Car accidents can happen anywhere, at any time and for a lot of reasons. While distracted driving accidents are on the rise in the United States, drivers actually end up in more crashes because they fail to yield the right of way. According to a 2017 report from the Insurance Information Institute, 7.1% of all U.S. accidents (3,711 total) are the result of drivers who fail to yield the right of way, while only 5.7% (2,961) of accidents are the result of distracted driving.
Basic right-of-way rules
Knowing who has the right of way on the road isn’t always easy. So here are the very basic right-of-way rules:
- Drivers approaching a yield sign don’t have the right of way.
- Drivers need to yield the right of way to pedestrians in a crosswalk.
- Drivers need to yield the right of way to those using a seeing eye dog or using a white cane (indicating they may be visually impaired).
- Drivers need to yield at uncontrolled intersections where vehicles are already in the in intersection.
- Drivers at a T-intersection must yield right of way to those vehicles in the through road.
- Drivers turning left must yield to oncoming pedestrians, cars or bicycles.
- Drivers leaving an unpaved road must yield before entering a paved road.
- Drivers who are parked must yield to cars in the roadway when they reenter traffic.
At four-way stop-sign intersections, the right-of-rules become a bit more complicated. Drivers who arrive at the intersection first have the right of way. If you arrive at the intersection at the same time as another vehicle, you should give those on your right the right-of-way first.

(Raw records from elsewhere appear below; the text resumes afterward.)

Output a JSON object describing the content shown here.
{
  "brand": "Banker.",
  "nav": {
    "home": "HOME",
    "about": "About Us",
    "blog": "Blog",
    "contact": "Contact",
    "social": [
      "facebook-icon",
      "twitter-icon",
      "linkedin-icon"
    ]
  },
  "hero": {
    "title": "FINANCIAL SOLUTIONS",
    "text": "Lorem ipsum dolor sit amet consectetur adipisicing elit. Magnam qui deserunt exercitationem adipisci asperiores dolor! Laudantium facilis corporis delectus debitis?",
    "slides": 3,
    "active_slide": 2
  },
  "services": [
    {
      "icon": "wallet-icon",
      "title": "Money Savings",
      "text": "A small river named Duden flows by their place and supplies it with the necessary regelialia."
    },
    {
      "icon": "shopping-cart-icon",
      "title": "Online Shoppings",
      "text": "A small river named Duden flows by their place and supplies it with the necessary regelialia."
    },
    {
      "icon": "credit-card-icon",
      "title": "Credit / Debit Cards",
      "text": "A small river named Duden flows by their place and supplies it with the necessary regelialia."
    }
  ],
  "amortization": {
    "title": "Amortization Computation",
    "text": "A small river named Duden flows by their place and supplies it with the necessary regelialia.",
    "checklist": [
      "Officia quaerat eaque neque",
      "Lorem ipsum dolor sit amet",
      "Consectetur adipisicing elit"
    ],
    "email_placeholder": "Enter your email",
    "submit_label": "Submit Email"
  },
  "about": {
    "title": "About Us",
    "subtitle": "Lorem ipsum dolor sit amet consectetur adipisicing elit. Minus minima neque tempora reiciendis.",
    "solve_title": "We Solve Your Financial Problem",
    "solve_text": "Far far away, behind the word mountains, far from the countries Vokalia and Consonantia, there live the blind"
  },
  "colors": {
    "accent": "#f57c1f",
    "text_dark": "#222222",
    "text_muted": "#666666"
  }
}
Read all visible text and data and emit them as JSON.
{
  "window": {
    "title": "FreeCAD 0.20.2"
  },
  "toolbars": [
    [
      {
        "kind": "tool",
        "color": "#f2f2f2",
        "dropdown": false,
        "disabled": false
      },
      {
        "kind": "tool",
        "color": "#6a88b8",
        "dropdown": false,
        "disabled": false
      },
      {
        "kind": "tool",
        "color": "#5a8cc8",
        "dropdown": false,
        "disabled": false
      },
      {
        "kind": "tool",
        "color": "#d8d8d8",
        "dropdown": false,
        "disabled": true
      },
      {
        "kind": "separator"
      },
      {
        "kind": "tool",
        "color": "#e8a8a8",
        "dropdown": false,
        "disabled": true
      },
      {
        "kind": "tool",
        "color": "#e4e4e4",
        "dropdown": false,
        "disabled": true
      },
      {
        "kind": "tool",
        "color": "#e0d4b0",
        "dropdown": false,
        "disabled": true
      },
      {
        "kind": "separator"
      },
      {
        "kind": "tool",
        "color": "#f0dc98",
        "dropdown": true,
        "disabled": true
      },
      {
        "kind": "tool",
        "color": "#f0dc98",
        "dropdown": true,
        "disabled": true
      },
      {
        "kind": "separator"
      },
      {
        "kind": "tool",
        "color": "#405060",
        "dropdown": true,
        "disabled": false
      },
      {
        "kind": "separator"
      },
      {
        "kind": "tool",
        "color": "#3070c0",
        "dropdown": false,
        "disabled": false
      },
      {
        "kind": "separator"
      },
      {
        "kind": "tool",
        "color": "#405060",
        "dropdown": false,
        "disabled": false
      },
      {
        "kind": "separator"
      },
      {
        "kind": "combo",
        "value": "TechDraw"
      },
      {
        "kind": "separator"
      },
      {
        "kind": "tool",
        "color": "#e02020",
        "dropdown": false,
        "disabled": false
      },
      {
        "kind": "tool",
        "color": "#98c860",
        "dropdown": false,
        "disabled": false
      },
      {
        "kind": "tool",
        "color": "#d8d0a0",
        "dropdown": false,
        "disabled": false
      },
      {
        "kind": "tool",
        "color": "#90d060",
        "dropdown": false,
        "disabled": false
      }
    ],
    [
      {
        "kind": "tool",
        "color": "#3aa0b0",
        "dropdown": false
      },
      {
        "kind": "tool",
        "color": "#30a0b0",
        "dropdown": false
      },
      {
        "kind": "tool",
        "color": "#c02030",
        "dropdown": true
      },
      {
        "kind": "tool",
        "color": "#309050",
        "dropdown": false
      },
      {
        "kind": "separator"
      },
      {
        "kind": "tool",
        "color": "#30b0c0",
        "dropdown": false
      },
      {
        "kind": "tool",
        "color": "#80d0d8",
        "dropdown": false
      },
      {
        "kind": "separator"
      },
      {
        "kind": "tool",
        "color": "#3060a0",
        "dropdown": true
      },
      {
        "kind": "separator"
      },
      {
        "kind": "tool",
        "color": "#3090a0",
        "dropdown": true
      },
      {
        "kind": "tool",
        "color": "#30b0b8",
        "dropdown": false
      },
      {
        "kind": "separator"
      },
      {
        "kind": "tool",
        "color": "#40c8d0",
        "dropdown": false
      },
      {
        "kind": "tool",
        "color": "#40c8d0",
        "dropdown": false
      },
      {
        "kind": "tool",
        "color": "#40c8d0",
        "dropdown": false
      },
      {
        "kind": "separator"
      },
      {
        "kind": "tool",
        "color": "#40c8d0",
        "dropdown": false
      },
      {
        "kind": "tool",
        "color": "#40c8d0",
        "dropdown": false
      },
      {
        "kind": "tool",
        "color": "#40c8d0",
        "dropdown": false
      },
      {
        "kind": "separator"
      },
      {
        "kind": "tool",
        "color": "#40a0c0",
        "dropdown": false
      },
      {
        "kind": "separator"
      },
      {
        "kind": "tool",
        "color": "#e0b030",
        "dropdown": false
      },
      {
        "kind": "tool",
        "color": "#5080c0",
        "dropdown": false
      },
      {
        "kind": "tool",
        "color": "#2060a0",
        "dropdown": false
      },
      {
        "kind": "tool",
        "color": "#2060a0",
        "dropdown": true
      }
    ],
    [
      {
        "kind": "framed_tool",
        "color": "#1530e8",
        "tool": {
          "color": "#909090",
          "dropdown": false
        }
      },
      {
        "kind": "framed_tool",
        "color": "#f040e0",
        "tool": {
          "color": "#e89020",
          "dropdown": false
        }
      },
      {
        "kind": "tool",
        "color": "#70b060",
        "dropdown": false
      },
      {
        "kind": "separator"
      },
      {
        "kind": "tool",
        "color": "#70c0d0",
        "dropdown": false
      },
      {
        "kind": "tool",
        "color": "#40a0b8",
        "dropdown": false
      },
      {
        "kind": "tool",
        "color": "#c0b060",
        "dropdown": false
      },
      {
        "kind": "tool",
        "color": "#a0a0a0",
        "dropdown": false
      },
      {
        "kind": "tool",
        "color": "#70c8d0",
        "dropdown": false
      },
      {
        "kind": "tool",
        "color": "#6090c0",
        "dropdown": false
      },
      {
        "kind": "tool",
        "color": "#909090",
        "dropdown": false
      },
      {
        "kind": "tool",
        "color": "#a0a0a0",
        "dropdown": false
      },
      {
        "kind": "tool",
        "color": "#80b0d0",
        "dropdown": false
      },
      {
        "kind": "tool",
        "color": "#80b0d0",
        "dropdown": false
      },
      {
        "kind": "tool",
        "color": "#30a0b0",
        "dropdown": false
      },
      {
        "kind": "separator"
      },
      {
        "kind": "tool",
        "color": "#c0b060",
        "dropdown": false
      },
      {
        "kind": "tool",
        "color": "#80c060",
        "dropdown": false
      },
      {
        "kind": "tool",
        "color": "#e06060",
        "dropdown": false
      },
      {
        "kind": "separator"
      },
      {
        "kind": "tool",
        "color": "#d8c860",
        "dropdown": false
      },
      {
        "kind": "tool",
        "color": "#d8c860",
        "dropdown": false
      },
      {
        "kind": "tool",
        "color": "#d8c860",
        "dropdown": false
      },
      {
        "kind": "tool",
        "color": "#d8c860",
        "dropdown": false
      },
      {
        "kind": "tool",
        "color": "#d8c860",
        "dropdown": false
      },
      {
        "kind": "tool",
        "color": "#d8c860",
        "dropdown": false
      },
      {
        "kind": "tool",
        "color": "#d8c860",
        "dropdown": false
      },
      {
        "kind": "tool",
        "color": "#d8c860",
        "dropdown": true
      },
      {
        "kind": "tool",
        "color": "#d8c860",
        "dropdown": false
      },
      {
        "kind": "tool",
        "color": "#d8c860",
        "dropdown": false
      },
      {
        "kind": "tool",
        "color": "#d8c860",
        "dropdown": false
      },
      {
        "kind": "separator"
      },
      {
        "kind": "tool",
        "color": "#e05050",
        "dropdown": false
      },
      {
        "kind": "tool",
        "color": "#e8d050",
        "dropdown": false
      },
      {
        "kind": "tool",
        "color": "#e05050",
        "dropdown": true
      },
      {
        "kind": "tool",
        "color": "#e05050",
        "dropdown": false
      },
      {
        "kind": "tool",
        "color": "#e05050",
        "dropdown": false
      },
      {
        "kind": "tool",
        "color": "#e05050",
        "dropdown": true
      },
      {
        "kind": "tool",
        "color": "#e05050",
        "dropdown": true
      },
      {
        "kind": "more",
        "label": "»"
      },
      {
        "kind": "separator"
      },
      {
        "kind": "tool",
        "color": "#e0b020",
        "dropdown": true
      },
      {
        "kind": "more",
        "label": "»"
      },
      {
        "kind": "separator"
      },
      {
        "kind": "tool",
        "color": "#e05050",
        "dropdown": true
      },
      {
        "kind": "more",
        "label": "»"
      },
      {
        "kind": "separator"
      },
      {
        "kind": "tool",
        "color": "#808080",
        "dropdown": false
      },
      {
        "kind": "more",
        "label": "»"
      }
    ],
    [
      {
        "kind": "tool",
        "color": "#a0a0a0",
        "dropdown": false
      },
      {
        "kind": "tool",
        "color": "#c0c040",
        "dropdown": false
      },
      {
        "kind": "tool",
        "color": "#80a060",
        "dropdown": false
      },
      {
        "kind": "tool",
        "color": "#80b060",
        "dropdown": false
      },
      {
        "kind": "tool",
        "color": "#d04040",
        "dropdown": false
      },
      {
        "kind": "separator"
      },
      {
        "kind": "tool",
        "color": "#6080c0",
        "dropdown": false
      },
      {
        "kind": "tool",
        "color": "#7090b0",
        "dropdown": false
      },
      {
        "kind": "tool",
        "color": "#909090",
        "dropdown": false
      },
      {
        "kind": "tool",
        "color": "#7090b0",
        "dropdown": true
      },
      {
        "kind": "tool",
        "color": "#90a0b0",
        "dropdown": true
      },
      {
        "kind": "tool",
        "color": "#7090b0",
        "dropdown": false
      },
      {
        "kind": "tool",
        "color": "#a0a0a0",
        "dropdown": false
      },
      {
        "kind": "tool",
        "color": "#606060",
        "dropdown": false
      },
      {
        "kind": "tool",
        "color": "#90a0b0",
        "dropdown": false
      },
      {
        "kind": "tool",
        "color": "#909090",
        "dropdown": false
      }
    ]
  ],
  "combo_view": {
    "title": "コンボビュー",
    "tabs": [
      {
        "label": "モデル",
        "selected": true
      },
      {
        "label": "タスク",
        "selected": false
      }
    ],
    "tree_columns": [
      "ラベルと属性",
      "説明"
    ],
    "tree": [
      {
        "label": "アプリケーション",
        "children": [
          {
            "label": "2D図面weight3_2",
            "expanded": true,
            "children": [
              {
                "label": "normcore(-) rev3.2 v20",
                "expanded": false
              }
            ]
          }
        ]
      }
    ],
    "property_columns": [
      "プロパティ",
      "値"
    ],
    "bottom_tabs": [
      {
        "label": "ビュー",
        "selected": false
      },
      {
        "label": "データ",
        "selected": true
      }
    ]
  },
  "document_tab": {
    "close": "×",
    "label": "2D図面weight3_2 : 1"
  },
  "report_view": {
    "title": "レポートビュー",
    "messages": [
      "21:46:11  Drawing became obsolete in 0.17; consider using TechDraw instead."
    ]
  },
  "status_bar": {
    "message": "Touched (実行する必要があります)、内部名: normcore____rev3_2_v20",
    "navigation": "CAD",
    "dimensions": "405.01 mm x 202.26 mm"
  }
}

If you are at a stop-sign intersection where the road has more than one lane in one or both directions, be careful before entering the intersection. Make sure no other cross-traffic drivers are entering the intersection at the same time you do.
Roundabout right of way
North Carolina, as many other states, has been adding more and more roundabouts in roadways. Because many drivers are still getting used to how roundabouts work, here’s what everyone should know about how right of way works in a roundabout:
- Slow down your speed as you approach a roundabout. You should only be going about 20 miles per hour through it.
- Drivers entering the roundabout need to yield to vehicles that already are in the roundabout, whether approaching a single- or double-lane roundabout.
By following the right-of-way rules for drivers, you are less likely to end up in an accident, which is always a welcome thing—no matter where you are traveling to.